Gytis
Gytis

Reputation: 25

Finding the repeating weekdays until specific date in JAVA

I just started learning Java, and I am having extremely hard time, it just seems so complicated compared to C. I have to write a program that detects the current day of the week, and then finds all the remaining same days until specific date. It has to be printed out by the month. So let say its 2016/3/9 now, its Wednesday. The specific date is 2016/4/8. It should print out: 2016/3: 16, 23, 30 2016/4: 6

I am supposed to use java.util.date and java.util.calendar and similar. Thanks for your answers.

Upvotes: 0

Views: 340

Answers (1)

Basil Bourque
Basil Bourque

Reputation: 338316

Avoid java.util.Date/.Calendar

FYI, the java.util.Date/.Calendar classes are terrible. While well-intentioned, they are poorly designed, confusing, and troublesome. So do not judge Java or your learning by these classes. Indeed, avoid using these classes altogether.

java.time

The old classes are so bad that Sun/Oracle gave up on them, supplanting them with new classes in the java.time framework. The java.time framework is built into Java 8 and later. See Tutorial.

LocalDate class

You want the LocalDate class to represent a date-only without time-of-day and without time zone.
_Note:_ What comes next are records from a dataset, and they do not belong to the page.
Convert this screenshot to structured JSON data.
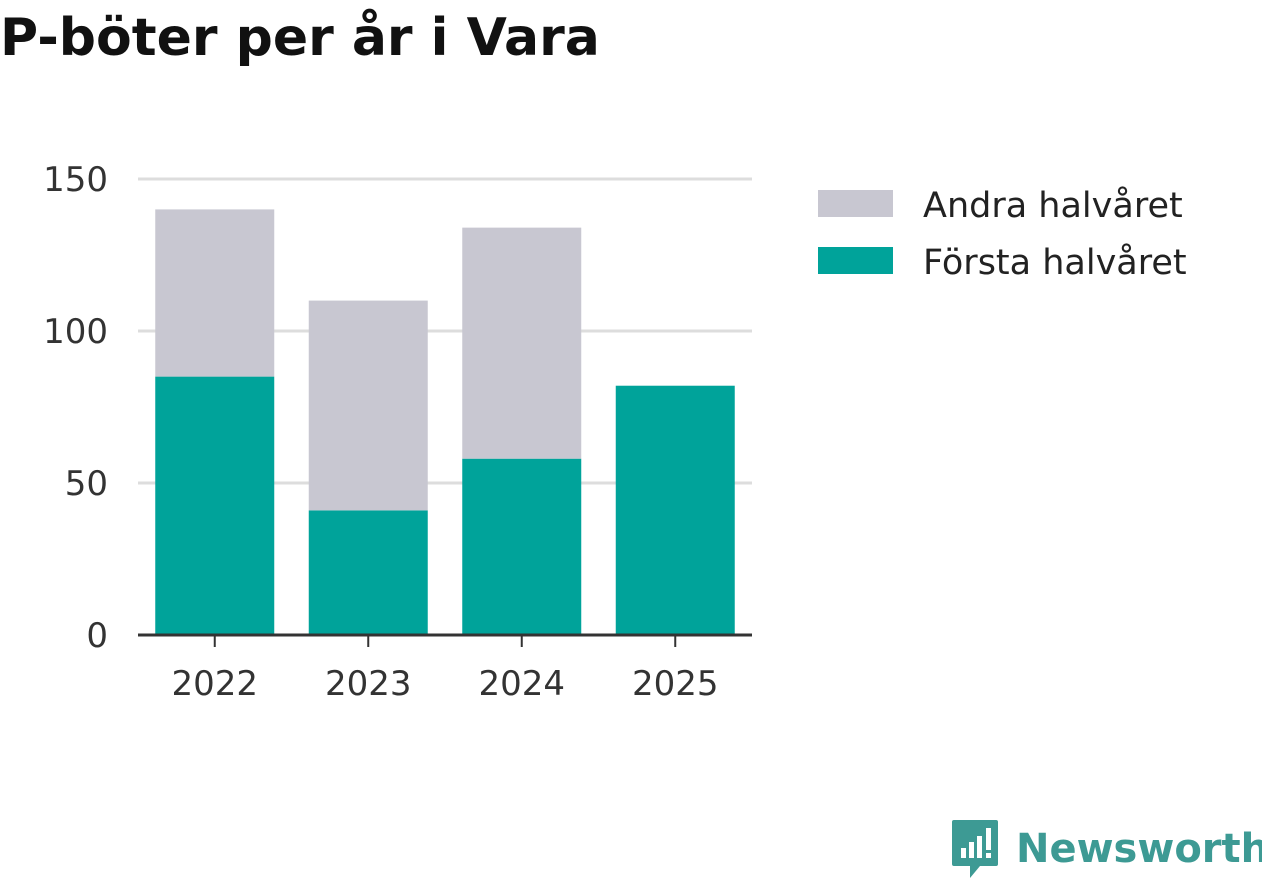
{
  "chart_data": {
    "type": "bar",
    "stacked": true,
    "title": "P-böter per år i Vara",
    "categories": [
      "2022",
      "2023",
      "2024",
      "2025"
    ],
    "series": [
      {
        "name": "Första halvåret",
        "color": "#00a39a",
        "values": [
          85,
          41,
          58,
          82
        ]
      },
      {
        "name": "Andra halvåret",
        "color": "#c8c7d1",
        "values": [
          55,
          69,
          76,
          0
        ]
      }
    ],
    "legend_order": [
      "Andra halvåret",
      "Första halvåret"
    ],
    "ylim": [
      0,
      150
    ],
    "yticks": [
      0,
      50,
      100,
      150
    ],
    "xlabel": "",
    "ylabel": "",
    "grid": true,
    "legend_position": "right"
  },
  "brand": {
    "name": "Newsworthy",
    "icon": "newsworthy-logo-icon",
    "color": "#3d9a94"
  }
}
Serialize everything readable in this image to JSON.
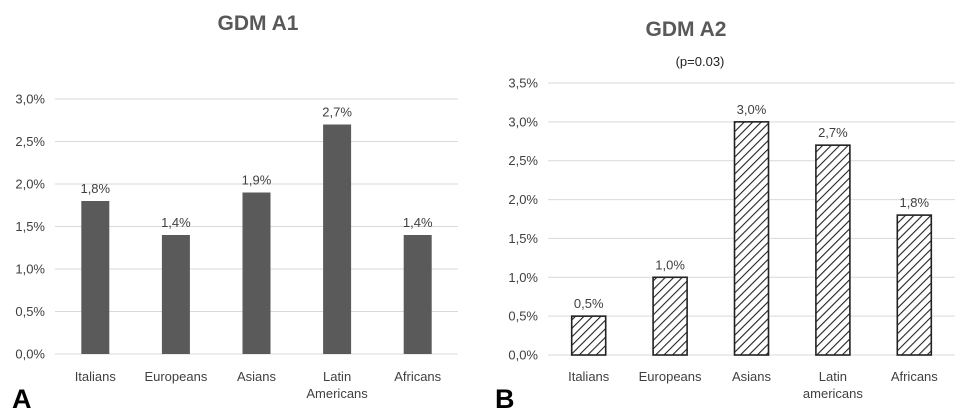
{
  "chart_data": [
    {
      "type": "bar",
      "panel_label": "A",
      "title": "GDM A1",
      "subtitle": "",
      "categories": [
        [
          "Italians"
        ],
        [
          "Europeans"
        ],
        [
          "Asians"
        ],
        [
          "Latin",
          "Americans"
        ],
        [
          "Africans"
        ]
      ],
      "values": [
        1.8,
        1.4,
        1.9,
        2.7,
        1.4
      ],
      "data_labels": [
        "1,8%",
        "1,4%",
        "1,9%",
        "2,7%",
        "1,4%"
      ],
      "y_ticks": [
        "0,0%",
        "0,5%",
        "1,0%",
        "1,5%",
        "2,0%",
        "2,5%",
        "3,0%"
      ],
      "ylim": [
        0,
        3.0
      ],
      "xlabel": "",
      "ylabel": "",
      "grid": true,
      "bar_style": "solid",
      "bar_color": "#5a5a5a"
    },
    {
      "type": "bar",
      "panel_label": "B",
      "title": "GDM A2",
      "subtitle": "(p=0.03)",
      "categories": [
        [
          "Italians"
        ],
        [
          "Europeans"
        ],
        [
          "Asians"
        ],
        [
          "Latin",
          "americans"
        ],
        [
          "Africans"
        ]
      ],
      "values": [
        0.5,
        1.0,
        3.0,
        2.7,
        1.8
      ],
      "data_labels": [
        "0,5%",
        "1,0%",
        "3,0%",
        "2,7%",
        "1,8%"
      ],
      "y_ticks": [
        "0,0%",
        "0,5%",
        "1,0%",
        "1,5%",
        "2,0%",
        "2,5%",
        "3,0%",
        "3,5%"
      ],
      "ylim": [
        0,
        3.5
      ],
      "xlabel": "",
      "ylabel": "",
      "grid": true,
      "bar_style": "diagonal-hatch",
      "bar_color": "#222222"
    }
  ]
}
You can instantiate a LocalDate by parsing a string or specifying the numbers of the year, month, and day.

LocalDate localDate = LocalDate.parse( "2016-04-08" );
LocalDate localDate = LocalDate.of( 2016 , 4 , 8 );

Today

Note that determining 'today' requires a time zone even though the resulting LocalDate stores no time zone internally. For any given moment, the date may vary around the world by time zone. A new day dawns earlier in Paris than in Montréal.

LocalDate today = LocalDate.now( ZoneId.of( "America/Montreal" ) );

Add Weeks

Add a week to get the next date with the same day-of-week.

LocalDate next = today.plusWeeks( 1 );

Compare LocalDate

Compare LocalDate objects with the isBefore, isAfter, and isEqual methods.

I will let you put that together to complete your homework assignment.

Also, you can ask a LocalDate for a DayOfWeek object. That object has handy methods such as getDisplayName for a localized name of the day-of-week.